So the CEOs and Boards of Canada's retail and manufacturing industries - and their counterparts who sell their goods to we foolish Canadians - are likely thinking.
Remember those days when Canadians were complaining that prices weren't falling as they should - back when the loonie was (and had been for at least three years) soaring?
Prices inched everso slightly downward but never did reach the point that would have seen the wealth shared with Canadian consumers. That scam meant that not only have we been propping up the otherwise slumping retail sector here at home, but also the one down south.
Now the loonie is falling - down as of today by more than 20% of its high just a few weeks ago.
So, hey! We ought to be grateful that retailers will magnanimously hold off hiking prices, to reflect the rise in the loonie, until after the winter holidays. Right?
"The costs that [the retailers] incurred for their holiday merchandise were incurred months ago so those are loaded and locked and won't change for the holiday season," said Peter Woolford, a spokesman for the Retail Council of Canada....
When the dollar achieved parity with the U.S. greenback in September 2007, many consumers called on retailers to lower their prices to reflect the true value of the dollar.
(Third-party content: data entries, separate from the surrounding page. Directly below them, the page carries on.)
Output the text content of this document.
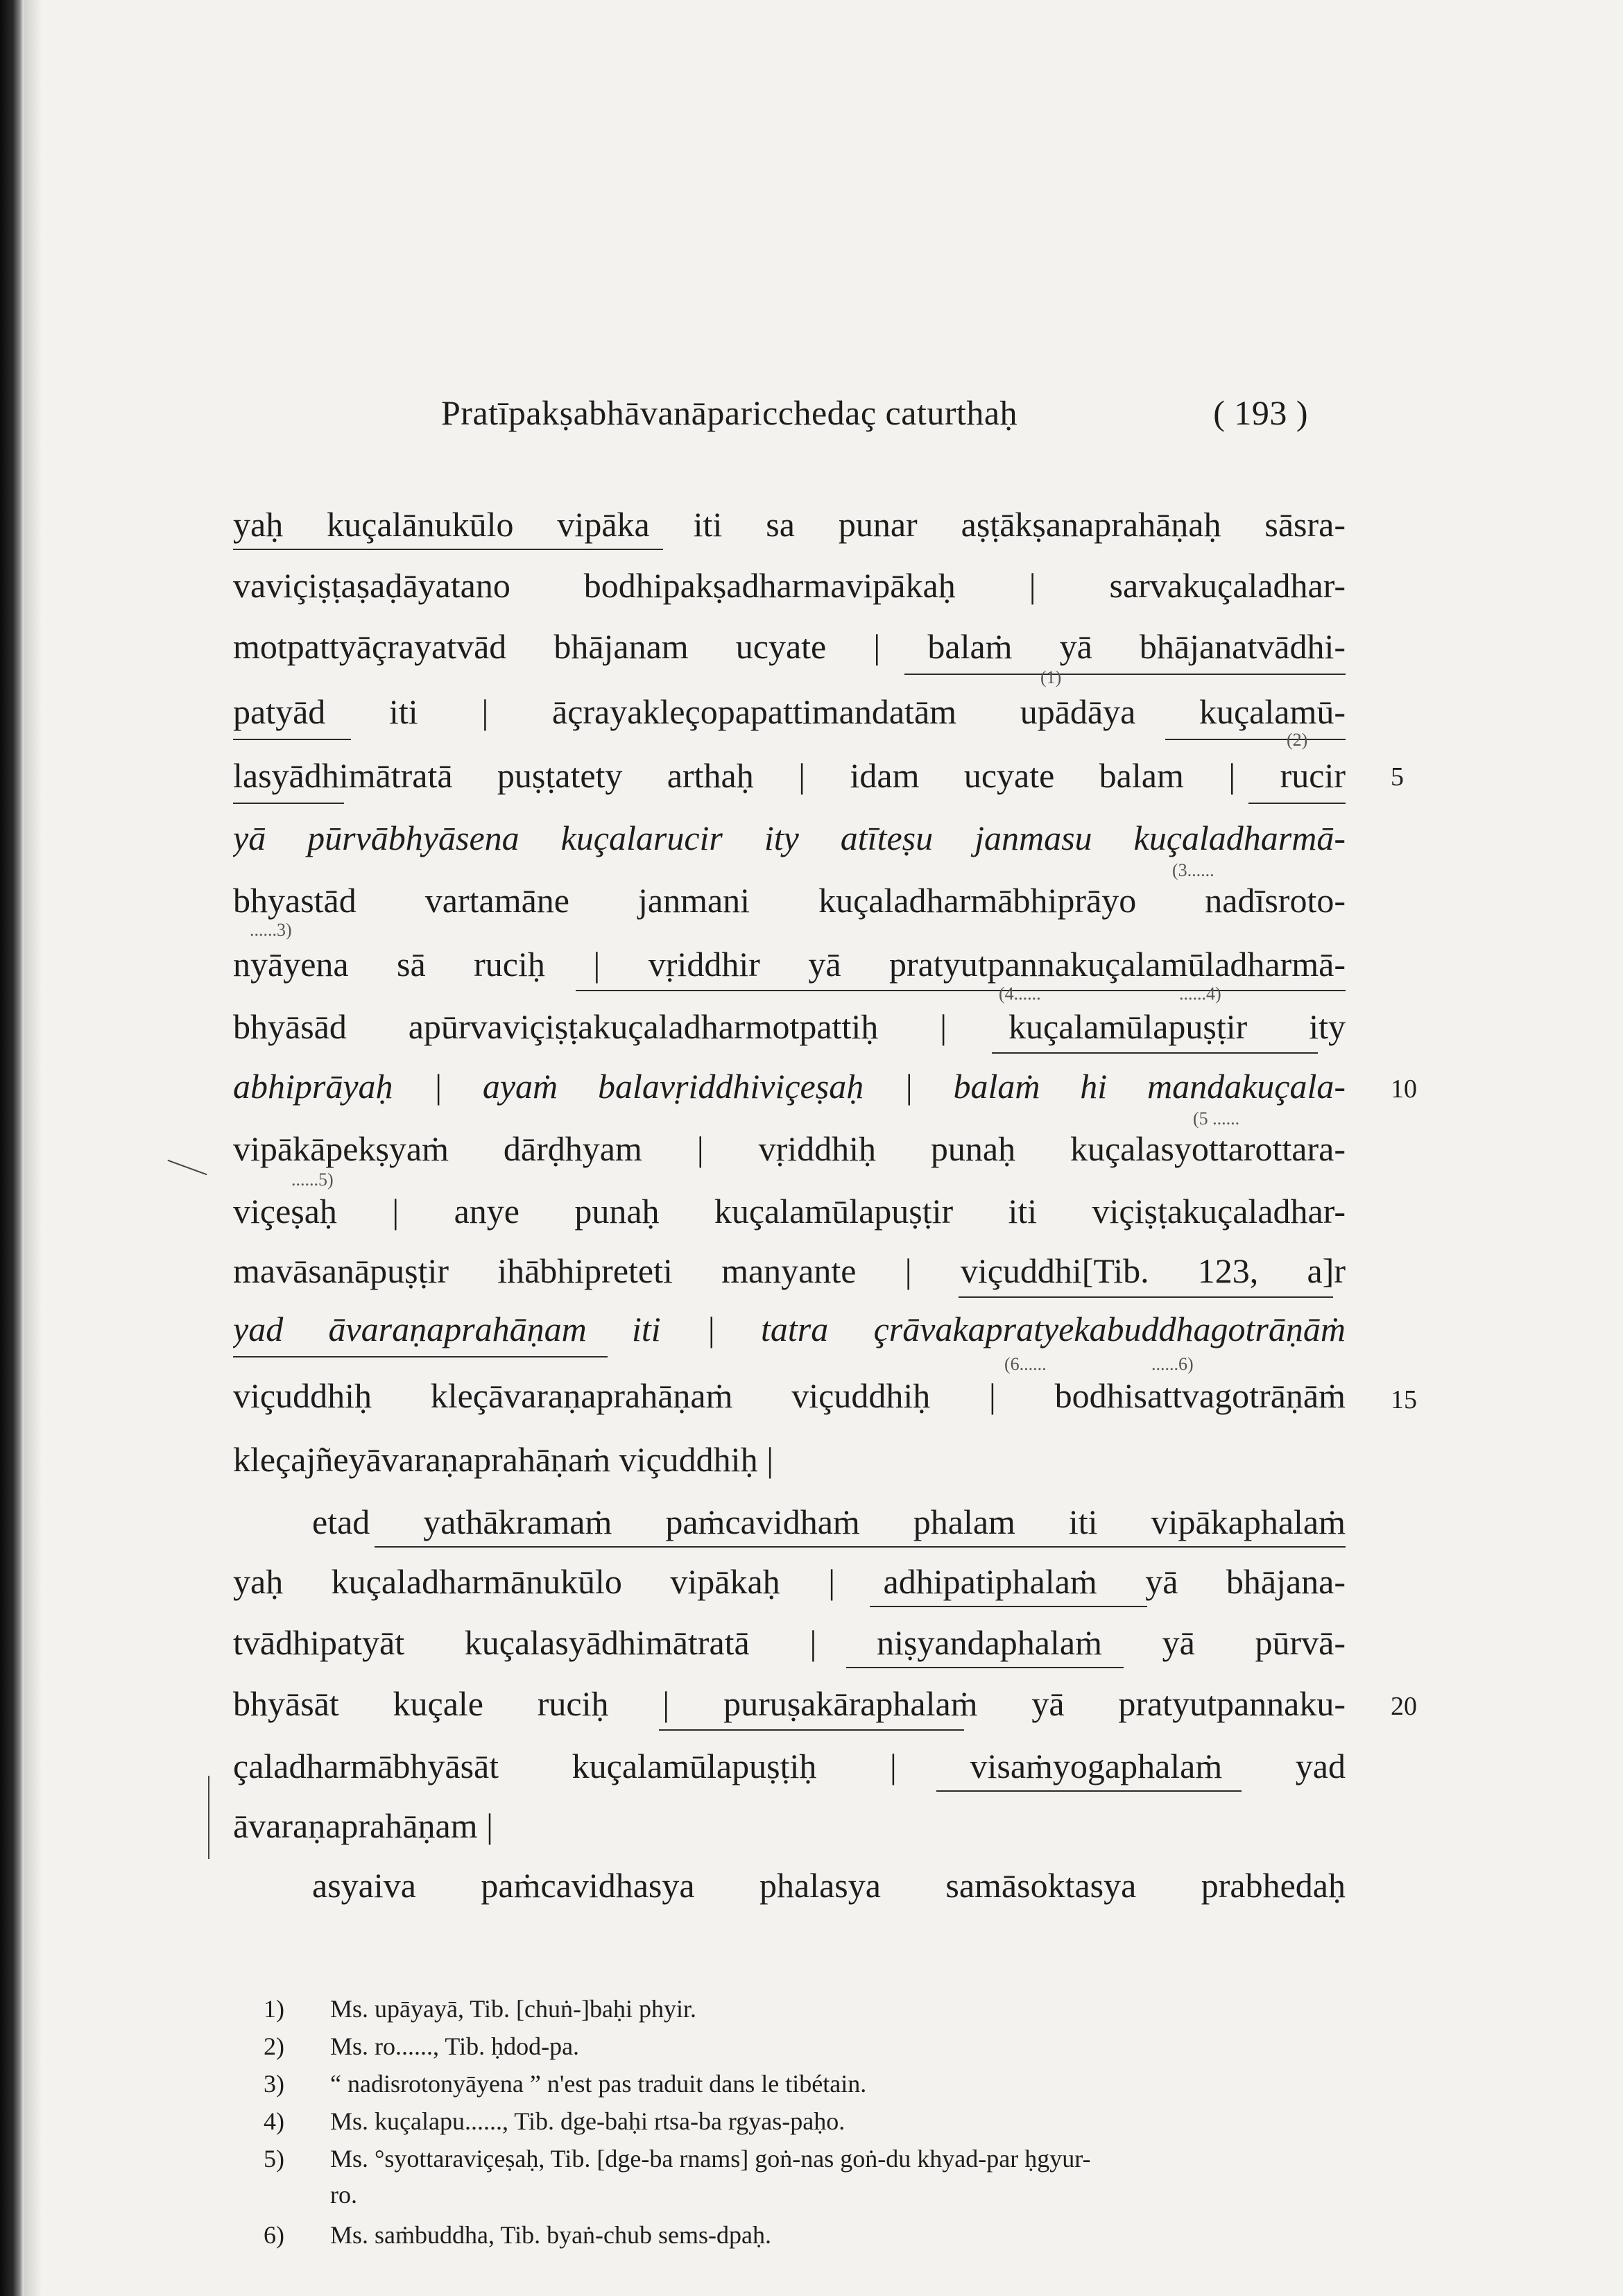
Pratīpakṣabhāvanāparicchedaç caturthaḥ	( 193 )
yaḥ kuçalānukūlo vipāka iti sa punar aṣṭākṣanaprahāṇaḥ sāsra-
vaviçiṣṭaṣaḍāyatano bodhipakṣadharmavipākaḥ | sarvakuçaladhar-
motpattyāçrayatvād bhājanam ucyate | balaṁ yā bhājanatvādhi-
patyād iti | āçrayakleçopapattimandatām upādāya kuçalamū-
lasyādhimātratā puṣṭatety arthaḥ | idam ucyate balam | rucir
yā pūrvābhyāsena kuçalarucir ity atīteṣu janmasu kuçaladharmā-
bhyastād vartamāne janmani kuçaladharmābhiprāyo nadīsroto-
nyāyena sā ruciḥ | vṛiddhir yā pratyutpannakuçalamūladharmā-
bhyāsād apūrvaviçiṣṭakuçaladharmotpattiḥ | kuçalamūlapuṣṭir ity
abhiprāyaḥ | ayaṁ balavṛiddhiviçeṣaḥ | balaṁ hi mandakuçala-
vipākāpekṣyaṁ dārḍhyam | vṛiddhiḥ punaḥ kuçalasyottarottara-
viçeṣaḥ | anye punaḥ kuçalamūlapuṣṭir iti viçiṣṭakuçaladhar-
mavāsanāpuṣṭir ihābhipreteti manyante | viçuddhi[Tib. 123, a]r
yad āvaraṇaprahāṇam iti | tatra çrāvakapratyekabuddhagotrāṇāṁ
viçuddhiḥ kleçāvaraṇaprahāṇaṁ viçuddhiḥ | bodhisattvagotrāṇāṁ
kleçajñeyāvaraṇaprahāṇaṁ viçuddhiḥ |
etad yathākramaṁ paṁcavidhaṁ phalam iti vipākaphalaṁ
yaḥ kuçaladharmānukūlo vipākaḥ | adhipatiphalaṁ yā bhājana-
tvādhipatyāt kuçalasyādhimātratā | niṣyandaphalaṁ yā pūrvā-
bhyāsāt kuçale ruciḥ | puruṣakāraphalaṁ yā pratyutpannaku-
çaladharmābhyāsāt kuçalamūlapuṣṭiḥ | visaṁyogaphalaṁ yad
āvaraṇaprahāṇam |
asyaiva paṁcavidhasya phalasya samāsoktasya prabhedaḥ
(1)
(2)
(3......
......3)
(4......	......4)
(5 ......
......5)
(6......	......6)
5
10
15
20
1) Ms. upāyayā, Tib. [chuṅ-]baḥi phyir.
2) Ms. ro......, Tib. ḥdod-pa.
3) “ nadisrotonyāyena ” n'est pas traduit dans le tibétain.
4) Ms. kuçalapu......, Tib. dge-baḥi rtsa-ba rgyas-paḥo.
5) Ms. °syottaraviçeṣaḥ, Tib. [dge-ba rnams] goṅ-nas goṅ-du khyad-par ḥgyur-
ro.
6) Ms. saṁbuddha, Tib. byaṅ-chub sems-dpaḥ.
Large manufacturers introduced discounts in a bid to keep shoppers from heading across the border, while smaller companies assured consumers they would introduce discounts once they had moved through the stock they had purchased before the loonie's surge.
Nowhere that I could find, online or out in the real world, did prices fall anywhere near the point they should have, especially the prices of books and electronics.
In fact, there's even a name for this phenomenon. It's called sticky pricing. So when prices do go up, don't be fooled into thinking that's only fair.
It won't be. The benefits of the loonie at par never were shared with Canadian shoppers. Instead, they bloated already gorging corporate profits, thus doing their bit to advance that "economic boom" we all heard about but never experienced in our own lives.
Which all means that, once again, when prices hike up as they inevitably will, Canada's consumers will get the shaft and shoulder the largest burden for maintaining the retail and manufacturing industries on both sides of the border.